Kimbrough has spent almost his entire life around the small town of Holly Springs, Miss. He started playing a Gene Autry guitar when he was 8; most of what he learned came from his family, the rest from Howlin’ Wolf and B. B. King records. Working as a cotton picker, gravel hauler and tractor mechanic, Kimbrough stayed a beloved local wonder until journalist Robert Palmer discovered him while scouring Mississippi for the 1992 documentary “Deep Blues.” Kimbrough’s second album, “Sad Days, Lonely Nights” (on the independent blues label Fat Possum), opens with stark, shivering guitar notes that immediately place him within the Delta blues tradition. Not only has he got that beat, he likes to climb into it and stay awhile: a single, trancelike groove runs through his entire album. Most of his songs are about women – Kimbrough has 22 children from seven different mothers. “I married just once, in ‘49,” he says. “I was running around too much for her.” Kimbrough loves the blues lifestyle: “I go a lot of places. When you’re married like that, your wife don’t want you gone.”
Hooker also has women on his mind. It’s the one reason he still has the blues, despite his wealth and acclaim, despite Grammy awards and star-studded tribute concerts. “You’ll die with them on your mind,” he says unhappily. After a nearly 50-year career marked by pared-down classics like “Boom Boom,” “Boogie Chillen’ " and “Crawlin’ King Snake,” Hooker should have everything he desires. “I got this big mansion in Long Beach,” he says. “I got chauffeurs. I got a long stretch black limosine. Bar in it, VCRs, telephone, everything. I got a suit for every day of the week.”
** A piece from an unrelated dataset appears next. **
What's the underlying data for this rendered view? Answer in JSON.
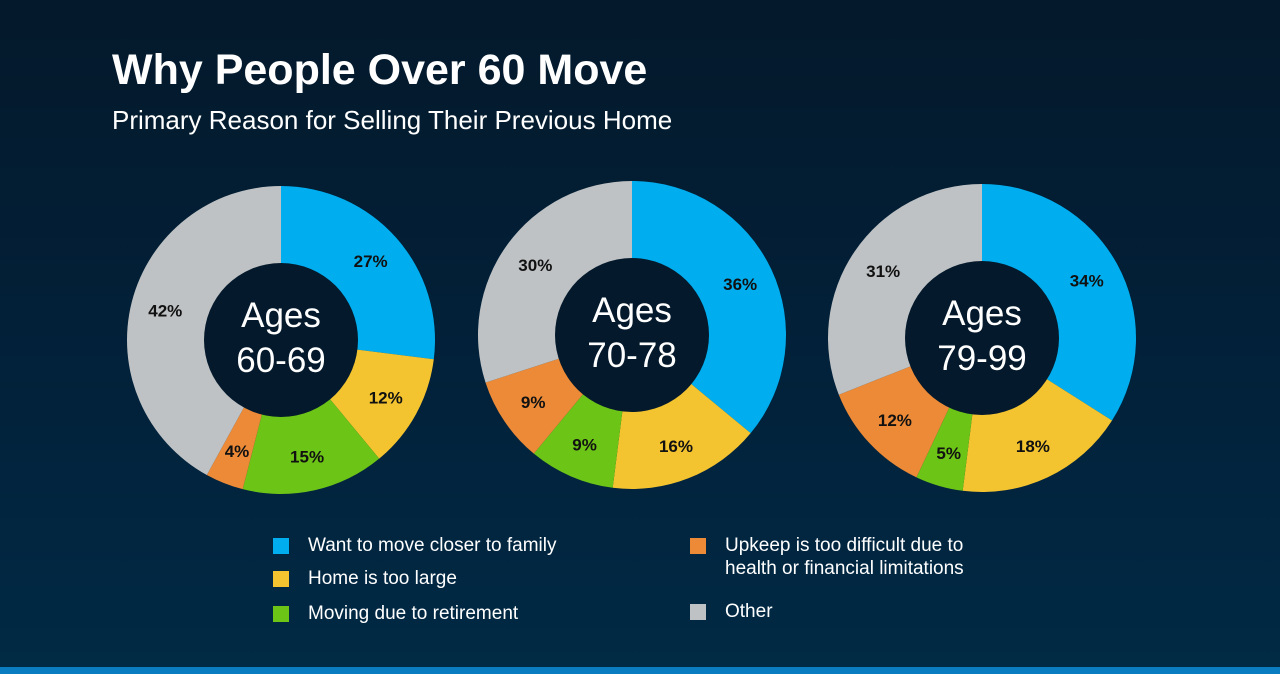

But listen once to “Chill Out,” and it’s clear that something still gnaws at him way down deep. A few songs feature nothing but Hooker, his guitar and his foot tapping rhythm; “Too Young” and “Deep Blue Sea” are somber elegies to lost love that verge on spirituals, magnificent in their austerity. Hooker knows where the blues come from. They spill out of a jagged hole in the heart, and there’s nothing pretty or fancy about that.